Rutledge's strengths are evident, but he's reaching the point in his development where he needs to start synthesizing them into something more ambitious.
"Literary" is hardly a rare adjective, particularly in the realm of the singer-songwriter, but Toronto's Justin Rutledge seems to wear that particular descriptor on his sleeve more than most. His history as an English major and literary journal editor is well-documented, and his lyrics, nearly always possessed of a poet's penchant for concision and a novelist's eye for character, would belie that fact regardless.
Not that Rutledge does anything to dispel the image: word on the street is he's working on a new album based on characters from Michael Ondaatje's Divisadero, to say nothing of his latest album, named after and inspired by a collection of Guy Vanderhaege short stories. The key to both that collection and Rutledge's Man Descending is the line from which they take their name: "A man descending is propelled by inertia; the only initiative left him is whether or not he decides to enjoy the passing scene."
There is more than a note of fatalism in such a sentiment, though it wouldn't be right at all to think of it as despairing: like the free-falling man, on a broad though very meaningful level, we are all inescapably fated for a certain end. If it's a resignation, it's a resignation to life's beauty, an exhortation to consider the ultimate worthiness of our trip to the inevitable.
This kind of sentiment pops up most directly on "This Too Shall Pass", the album's third song. In his breathy, delicate vocals, Rutledge takes stock of the world around him -- the northern sky, a dark night of the soul, a failing relationship and one still in the blissful thralls of all-encompassing love -- and wills it all away with the easy, detached, eponymous refrain. The song's beauty comes from its breadth. Though it starts with a lament ("When your eyes are sick with wonder / And your heart is in a cast") this isn't just a comfort for someone struggling through bad times; his last verse describes a love that the more romantic might call eternal, but which Rutledge recognizes as ultimately transient.

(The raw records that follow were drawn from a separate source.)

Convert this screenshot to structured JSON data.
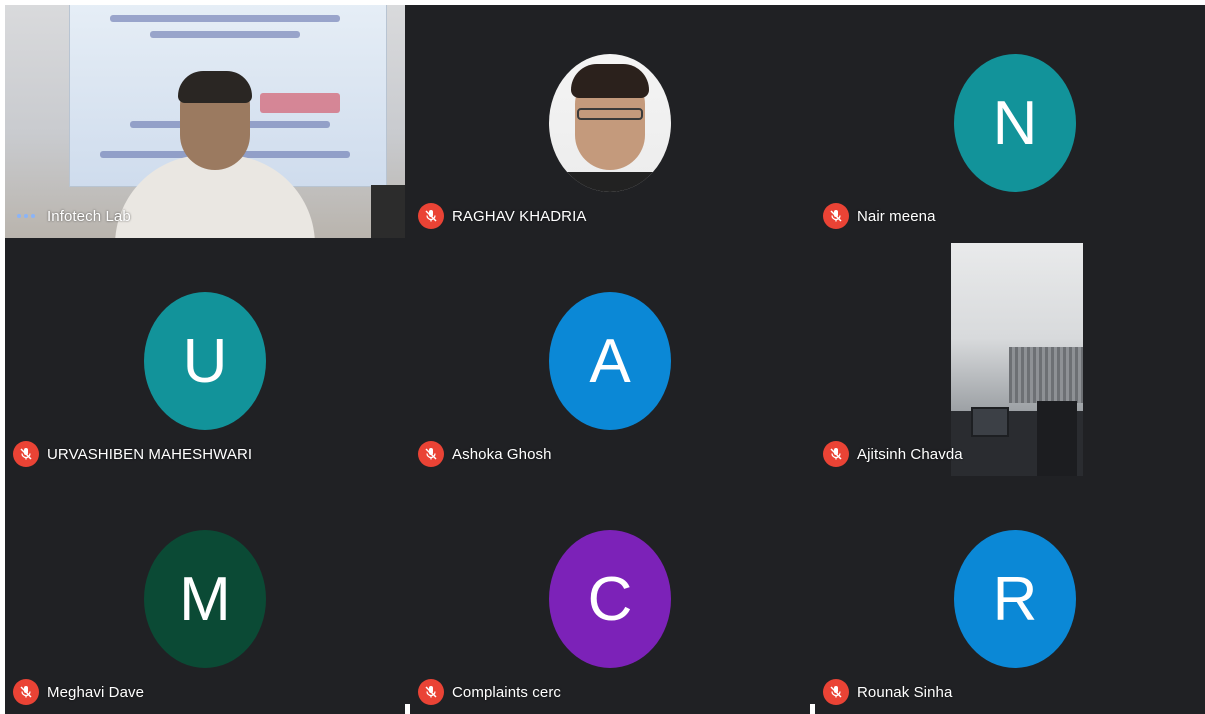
{
  "participants": [
    {
      "name": "Infotech Lab",
      "type": "video",
      "status": "speaking"
    },
    {
      "name": "RAGHAV KHADRIA",
      "type": "photo",
      "status": "muted"
    },
    {
      "name": "Nair meena",
      "type": "initial",
      "initial": "N",
      "color": "#12939a",
      "status": "muted"
    },
    {
      "name": "URVASHIBEN MAHESHWARI",
      "type": "initial",
      "initial": "U",
      "color": "#12939a",
      "status": "muted"
    },
    {
      "name": "Ashoka Ghosh",
      "type": "initial",
      "initial": "A",
      "color": "#0b88d6",
      "status": "muted"
    },
    {
      "name": "Ajitsinh Chavda",
      "type": "video",
      "status": "muted"
    },
    {
      "name": "Meghavi Dave",
      "type": "initial",
      "initial": "M",
      "color": "#0b4a35",
      "status": "muted"
    },
    {
      "name": "Complaints cerc",
      "type": "initial",
      "initial": "C",
      "color": "#7c22b8",
      "status": "muted"
    },
    {
      "name": "Rounak Sinha",
      "type": "initial",
      "initial": "R",
      "color": "#0b88d6",
      "status": "muted"
    }
  ],
  "colors": {
    "background": "#202124",
    "mute_badge": "#ea4335",
    "speaking_dots": "#8ab4f8"
  },
  "icons": {
    "muted": "mic-off-icon",
    "speaking": "more-dots-icon"
  }
}
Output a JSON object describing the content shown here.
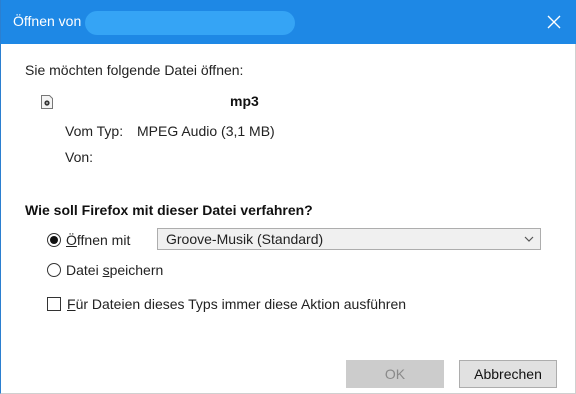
{
  "window": {
    "title": "Öffnen von",
    "close_icon": "close-icon",
    "titlebar_color": "#1e88e5"
  },
  "file": {
    "intro": "Sie möchten folgende Datei öffnen:",
    "icon": "audio-file-icon",
    "name_suffix": "mp3",
    "type_label": "Vom Typ:",
    "type_value": "MPEG Audio (3,1 MB)",
    "from_label": "Von:"
  },
  "action": {
    "question": "Wie soll Firefox mit dieser Datei verfahren?",
    "open_with": {
      "label_mnemonic": "Ö",
      "label_rest": "ffnen mit",
      "selected": true,
      "app": "Groove-Musik (Standard)"
    },
    "save_file": {
      "label_prefix": "Datei ",
      "label_mnemonic": "s",
      "label_rest": "peichern",
      "selected": false
    },
    "remember": {
      "label_mnemonic": "F",
      "label_rest": "ür Dateien dieses Typs immer diese Aktion ausführen",
      "checked": false
    }
  },
  "buttons": {
    "ok": "OK",
    "cancel": "Abbrechen"
  }
}
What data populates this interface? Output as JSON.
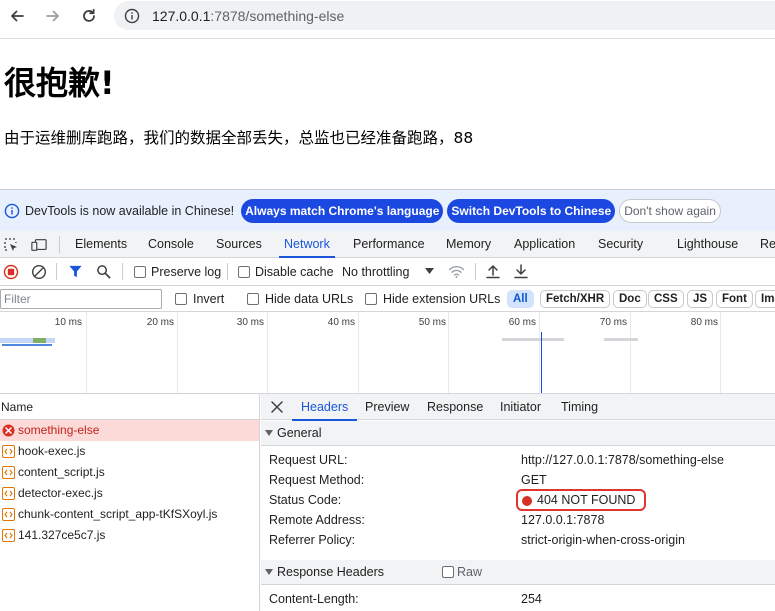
{
  "browser": {
    "url_host": "127.0.0.1",
    "url_path": ":7878/something-else"
  },
  "page": {
    "title": "很抱歉!",
    "message": "由于运维删库跑路，我们的数据全部丢失，总监也已经准备跑路，88"
  },
  "devtools": {
    "infobar": {
      "message": "DevTools is now available in Chinese!",
      "match_language": "Always match Chrome's language",
      "switch_chinese": "Switch DevTools to Chinese",
      "dont_show": "Don't show again"
    },
    "tabs": [
      "Elements",
      "Console",
      "Sources",
      "Network",
      "Performance",
      "Memory",
      "Application",
      "Security",
      "Lighthouse",
      "Re"
    ],
    "active_tab": "Network",
    "network_toolbar": {
      "preserve_log": "Preserve log",
      "disable_cache": "Disable cache",
      "throttling": "No throttling"
    },
    "filter": {
      "placeholder": "Filter",
      "invert": "Invert",
      "hide_data_urls": "Hide data URLs",
      "hide_extension_urls": "Hide extension URLs",
      "types": [
        "All",
        "Fetch/XHR",
        "Doc",
        "CSS",
        "JS",
        "Font",
        "Img"
      ]
    },
    "overview_ticks": [
      "10 ms",
      "20 ms",
      "30 ms",
      "40 ms",
      "50 ms",
      "60 ms",
      "70 ms",
      "80 ms"
    ],
    "requests": {
      "header": "Name",
      "items": [
        {
          "name": "something-else",
          "status": "error"
        },
        {
          "name": "hook-exec.js",
          "status": "ok"
        },
        {
          "name": "content_script.js",
          "status": "ok"
        },
        {
          "name": "detector-exec.js",
          "status": "ok"
        },
        {
          "name": "chunk-content_script_app-tKfSXoyl.js",
          "status": "ok"
        },
        {
          "name": "141.327ce5c7.js",
          "status": "ok"
        }
      ]
    },
    "details": {
      "tabs": [
        "Headers",
        "Preview",
        "Response",
        "Initiator",
        "Timing"
      ],
      "active_tab": "Headers",
      "general_title": "General",
      "general": [
        {
          "key": "Request URL:",
          "value": "http://127.0.0.1:7878/something-else"
        },
        {
          "key": "Request Method:",
          "value": "GET"
        },
        {
          "key": "Status Code:",
          "value": "404 NOT FOUND"
        },
        {
          "key": "Remote Address:",
          "value": "127.0.0.1:7878"
        },
        {
          "key": "Referrer Policy:",
          "value": "strict-origin-when-cross-origin"
        }
      ],
      "response_headers_title": "Response Headers",
      "raw_label": "Raw",
      "response_headers": [
        {
          "key": "Content-Length:",
          "value": "254"
        }
      ]
    }
  },
  "colors": {
    "accent": "#1a56db",
    "error": "#d93025",
    "error_row_bg": "#fbdad7"
  }
}
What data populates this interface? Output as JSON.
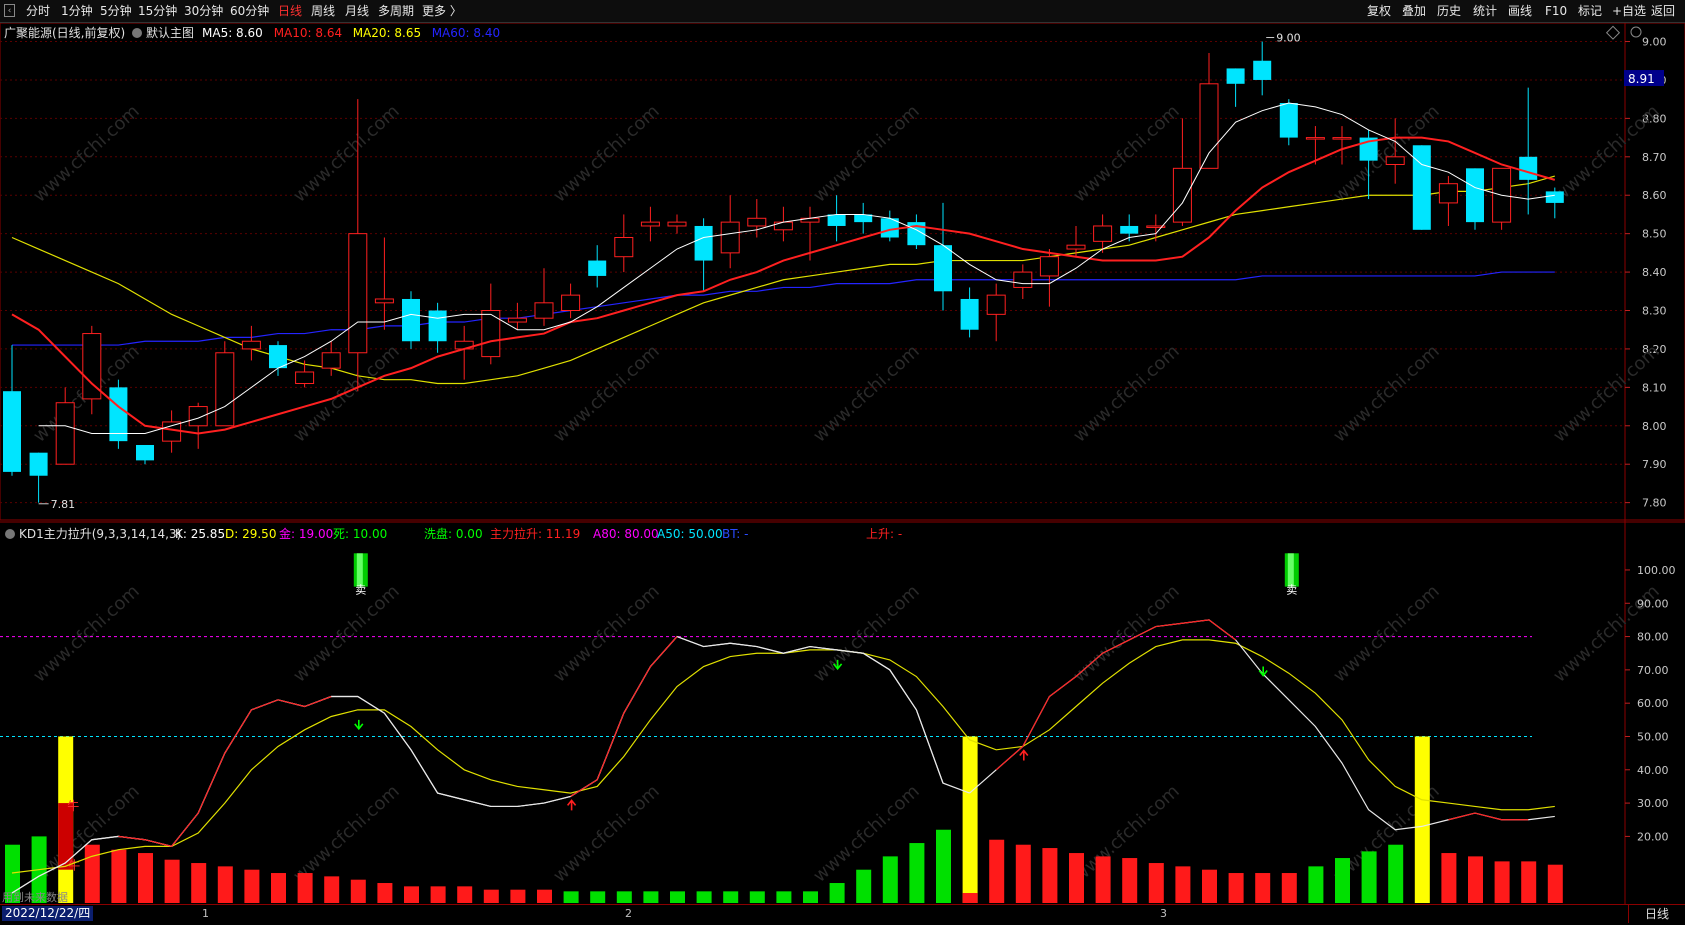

In the line, "We've figured out how to make a good thing last / this too shall pass", Rutledge reveals his seeming distance as celebratory appreciation, a recognition that impermanence only heightens experience.
Though few of the songs get quite as emotionally invested, this appreciation of the finite permeates the album, produced in Rutledge's straightforward, soft take on Americana. In particular, he employs the rootsy tendency to root himself in a place: much of the appreciation of life throughout Man Descending takes the form of physical description. On "San Sebastien", one of many songs that name-checks a specific place ("Alberta Breeze", "Waterloo", "Greenwich Time") he sings lovingly of "Soapstone / Slate and marble / On the terrace / Where we dined", a bedrock for the song's narrator to lay his heart in. Even the lazily mournful "Everyone's In Love" uses mountains, seas, and cities to lament Rutledge's fading love for a girl who's not what she seems.
And though Rutledge is very capable at setting a scene, that particular traditional tic does point to one of his more important drawbacks: he's far too willing to soak himself in the trappings of standard singer/songwriter tropes. Man Descending marks his third straight album of pretty but unambitious Americana. His ability is evident, but this is still more a genre exercise than a work of art, a handicap that can start to suck some of the feeling out of his songs, especially on repeated listens.
Rutledge's strengths are evident, but he's reaching the point in his development where he needs to start synthesizing them into something more ambitious. The world will never have a surfeit of people telling us to appreciate life as it passes by, but Rutledge could do more to give us something that makes it worth appreciating.